Bloch. (Marc). Esquisse d'une histoire monétaire de l'Europe. Paris,


Armand Colin, 1954 ; un vol. in-8° de 96 p., 1 fac-similé (Cahiers des
Annales, n° 9).
Parmi les manuscrits inédits qu'a laissés le regretté Marc Bloch, il
s'est trouvé un ensemble de notes de cours relatives à l'histoire monétaire.
Telles quelles, elles ne pouvaient être livrées à l'impression (x). Les
rédacteurs des Annales leur ont fait une toilette discrète, comme on
peut s'en rendre compte en comparant le fac-similé d'une page du
manuscrit, publié en tête du livre, avec le texte imprimé correspondant.

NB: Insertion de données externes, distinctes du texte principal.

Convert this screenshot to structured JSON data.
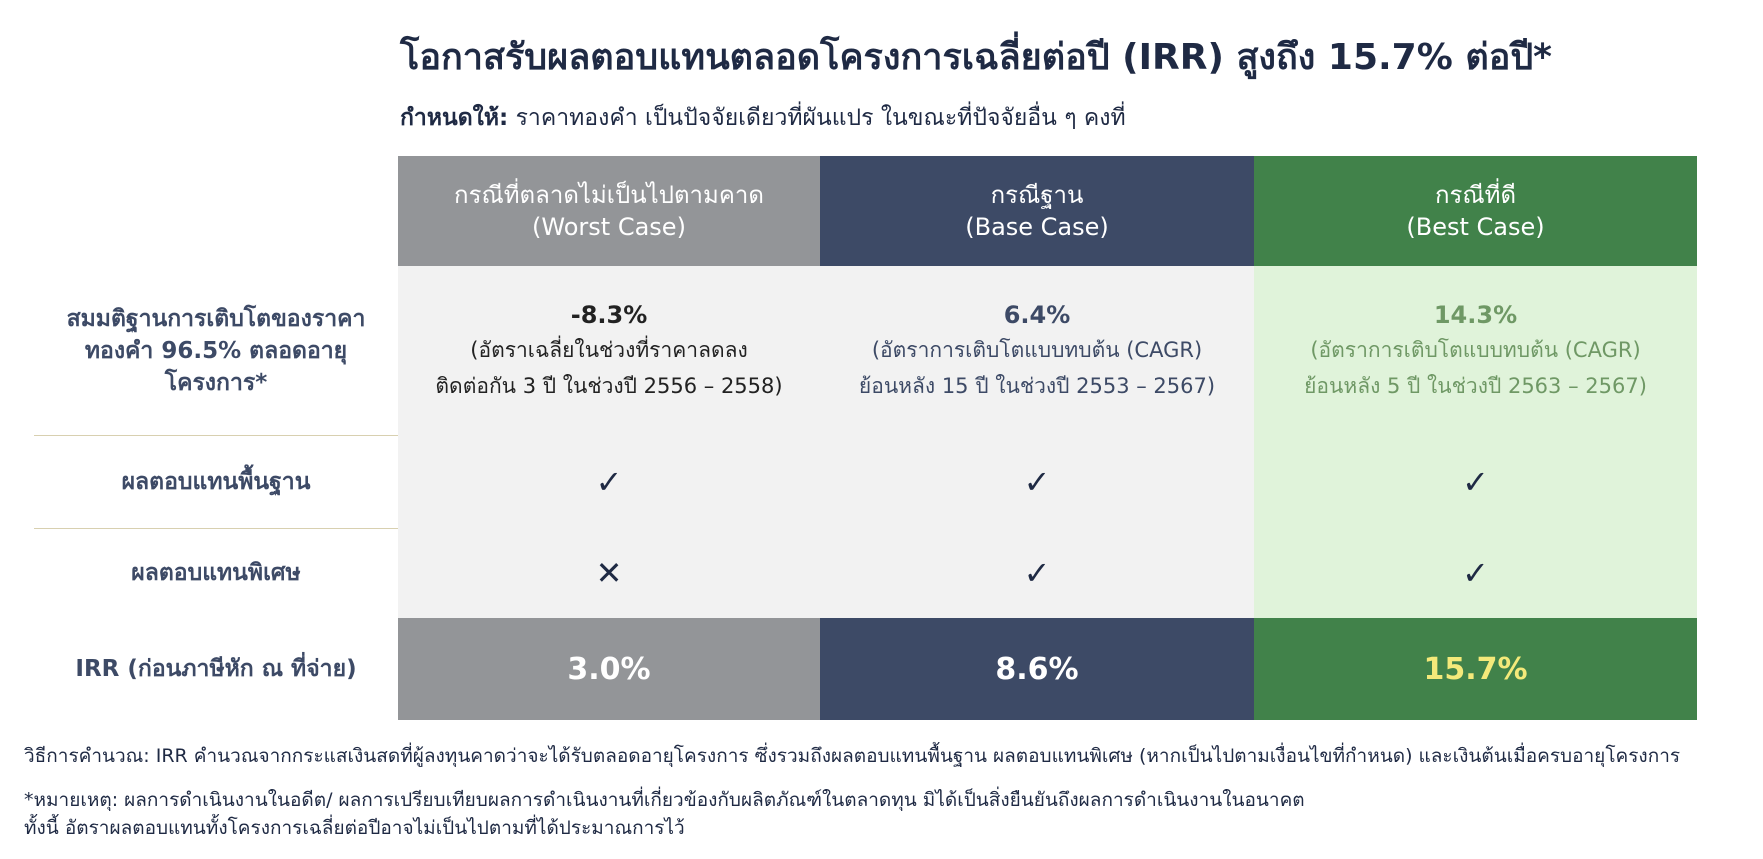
{
  "header": {
    "title": "โอกาสรับผลตอบแทนตลอดโครงการเฉลี่ยต่อปี (IRR) สูงถึง 15.7% ต่อปี*",
    "subtitle_label": "กำหนดให้:",
    "subtitle_text": "ราคาทองคำ เป็นปัจจัยเดียวที่ผันแปร ในขณะที่ปัจจัยอื่น ๆ คงที่"
  },
  "table": {
    "columns": [
      {
        "name": "กรณีที่ตลาดไม่เป็นไปตามคาด",
        "en": "(Worst Case)"
      },
      {
        "name": "กรณีฐาน",
        "en": "(Base Case)"
      },
      {
        "name": "กรณีที่ดี",
        "en": "(Best Case)"
      }
    ],
    "rows": [
      {
        "label": "สมมติฐานการเติบโตของราคาทองคำ 96.5% ตลอดอายุโครงการ*",
        "cells": [
          {
            "value": "-8.3%",
            "line1": "(อัตราเฉลี่ยในช่วงที่ราคาลดลง",
            "line2": "ติดต่อกัน 3 ปี ในช่วงปี 2556 – 2558)"
          },
          {
            "value": "6.4%",
            "line1": "(อัตราการเติบโตแบบทบต้น (CAGR)",
            "line2": "ย้อนหลัง 15 ปี ในช่วงปี 2553 – 2567)"
          },
          {
            "value": "14.3%",
            "line1": "(อัตราการเติบโตแบบทบต้น (CAGR)",
            "line2": "ย้อนหลัง 5 ปี ในช่วงปี 2563 – 2567)"
          }
        ]
      },
      {
        "label": "ผลตอบแทนพื้นฐาน",
        "cells": [
          "✓",
          "✓",
          "✓"
        ]
      },
      {
        "label": "ผลตอบแทนพิเศษ",
        "cells": [
          "✕",
          "✓",
          "✓"
        ]
      },
      {
        "label": "IRR (ก่อนภาษีหัก ณ ที่จ่าย)",
        "cells": [
          "3.0%",
          "8.6%",
          "15.7%"
        ]
      }
    ]
  },
  "footnotes": [
    "วิธีการคำนวณ: IRR คำนวณจากกระแสเงินสดที่ผู้ลงทุนคาดว่าจะได้รับตลอดอายุโครงการ ซึ่งรวมถึงผลตอบแทนพื้นฐาน ผลตอบแทนพิเศษ (หากเป็นไปตามเงื่อนไขที่กำหนด) และเงินต้นเมื่อครบอายุโครงการ",
    "*หมายเหตุ: ผลการดำเนินงานในอดีต/ ผลการเปรียบเทียบผลการดำเนินงานที่เกี่ยวข้องกับผลิตภัณฑ์ในตลาดทุน มิได้เป็นสิ่งยืนยันถึงผลการดำเนินงานในอนาคต",
    "ทั้งนี้ อัตราผลตอบแทนทั้งโครงการเฉลี่ยต่อปีอาจไม่เป็นไปตามที่ได้ประมาณการไว้"
  ]
}
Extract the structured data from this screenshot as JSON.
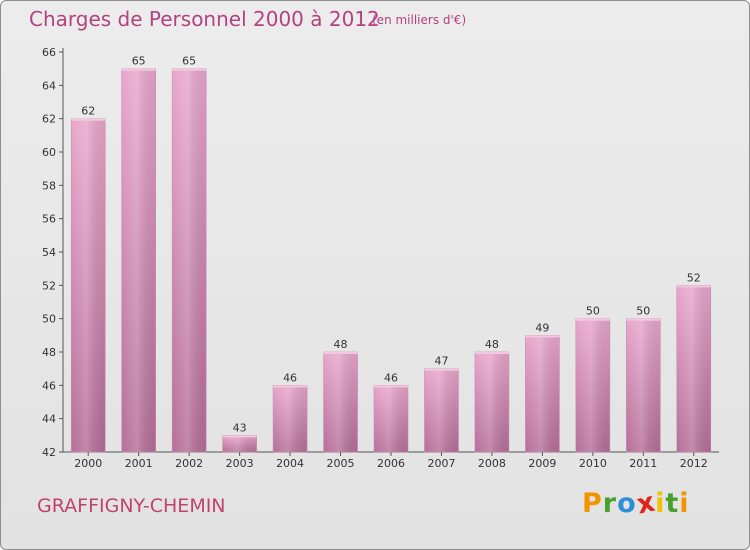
{
  "header": {
    "title": "Charges de Personnel 2000 à 2012",
    "subtitle": "(en milliers d'€)"
  },
  "footer": {
    "commune": "GRAFFIGNY-CHEMIN",
    "logo_text": "Proxiti",
    "logo_letters": [
      {
        "char": "P",
        "color": "#f29400"
      },
      {
        "char": "r",
        "color": "#4aa02c"
      },
      {
        "char": "o",
        "color": "#2c8fd6"
      },
      {
        "char": "x",
        "color": "#e2231a"
      },
      {
        "char": "i",
        "color": "#f2c200"
      },
      {
        "char": "t",
        "color": "#4aa02c"
      },
      {
        "char": "i",
        "color": "#f29400"
      }
    ]
  },
  "colors": {
    "bar_top": "#e8a6cc",
    "bar_bottom": "#b56e98",
    "accent": "#b3437f",
    "axis": "#555555",
    "grid": "#cfcfcf"
  },
  "chart_data": {
    "type": "bar",
    "title": "Charges de Personnel 2000 à 2012",
    "subtitle": "(en milliers d'€)",
    "categories": [
      "2000",
      "2001",
      "2002",
      "2003",
      "2004",
      "2005",
      "2006",
      "2007",
      "2008",
      "2009",
      "2010",
      "2011",
      "2012"
    ],
    "values": [
      62,
      65,
      65,
      43,
      46,
      48,
      46,
      47,
      48,
      49,
      50,
      50,
      52
    ],
    "ylim": [
      42,
      66
    ],
    "yticks": [
      42,
      44,
      46,
      48,
      50,
      52,
      54,
      56,
      58,
      60,
      62,
      64,
      66
    ],
    "xlabel": "",
    "ylabel": "",
    "grid": false,
    "data_labels": true
  }
}
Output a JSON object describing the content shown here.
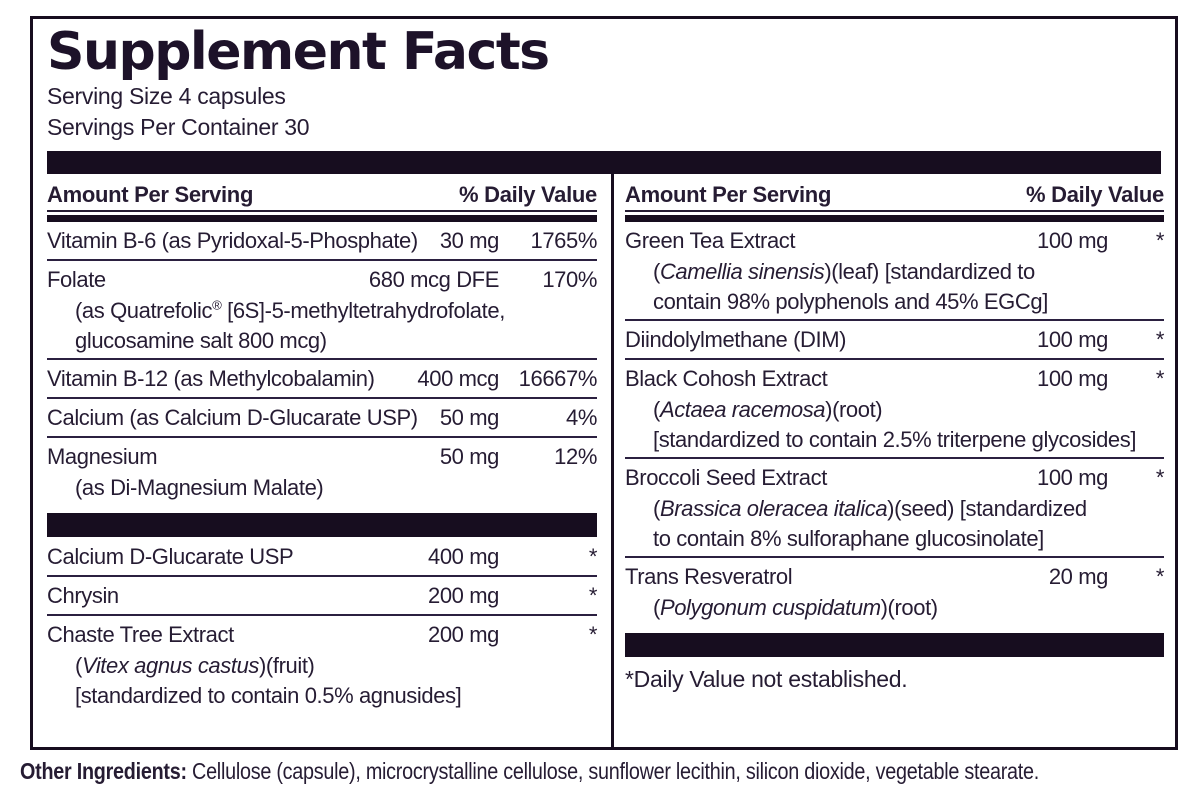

Mr. L. Febvre dans sa note de préface, et Mr. F. Braudel dans sa «
postface », se demandent s'ils ont bien fait de les publier. La réponse, à
mon avis, ne peut être qu'affirmative, malgré les réserves que l'on sera
amené à faire. La pensée, sans doute, n'y a pas toujours trouvé sa forme
définitive, mais Marc Bloch nous y apparaît tel que nous l'avons connu :
allant droit aux problèmes essentiels, puisant, pour résoudre les uns,
dans la documentation si riche et si variée qu'il avait su réunir, indiquant,
pour les autres, d'un geste sûr, aux chercheurs qu'il conviait à la tâche,
es voies menant à des solutions possibles, qu'il ne faisait lui-même
qu'entrevoir. Ce petit livre mérite de devenir un vade-mecum pour
nombre d'historiens, en premier lieu, sans doute, pour ceux qui s'adonnent
à l'histoire monétaire, mais aussi pour les fervents des disciplines
apparentées, telle l'histoire des prix.
Mais du fait que ces notes n'étaient pas définitives, aux yeux de
l'auteur lui-même d'ailleurs, la prudence s'impose. S'il avait songé à les
éditer, il aurait, je crois, contrôlé au préalable telle donnée, et confronté
telle vue personnelle avec des opinions divergentes. Qu'on veuille bien
ne considérer les remarques qui suivent que comme une modeste
contribution à la tâche qu'il n'a plus été donné à Marc Bloch de mener à
bonne fin. Peut-être, grâce à elles, certaines erreurs de fait, qui
déparent le livre, pourront-elles être utilement éliminées lors d'une nouvelle
édition.
L'ouvrage commence par des « préliminaires » qui rappellent les
notions de base relatives à la confection de la monnaie métallique. Elles
sont concrètes et vont droit au but. On est seulement surpris d'y noter
un passage, qui ne peut être que le résultat d'un lapsus, mais qu'il est
nécessaire de rectifier pour le bénéfice du lecteur non averti (p. 8) : « pour
calculer le poids de la monnaie, on exprimait non le poids total, mais le

(1) Une partie importante du texte (pp. 53-77), qui avait fourni la matière des
leçons professées par Marc Bloch à l'Institut des Hautes Études de Belgique, à
Bruxelles, en 1939, a été publiée antérieurement dans Annales, 1953, 8e année,
n° 2, pp. 145-158, et n° 4, pp. 433-456, sous le titre : Mutations monétaires dans
l'ancienne France.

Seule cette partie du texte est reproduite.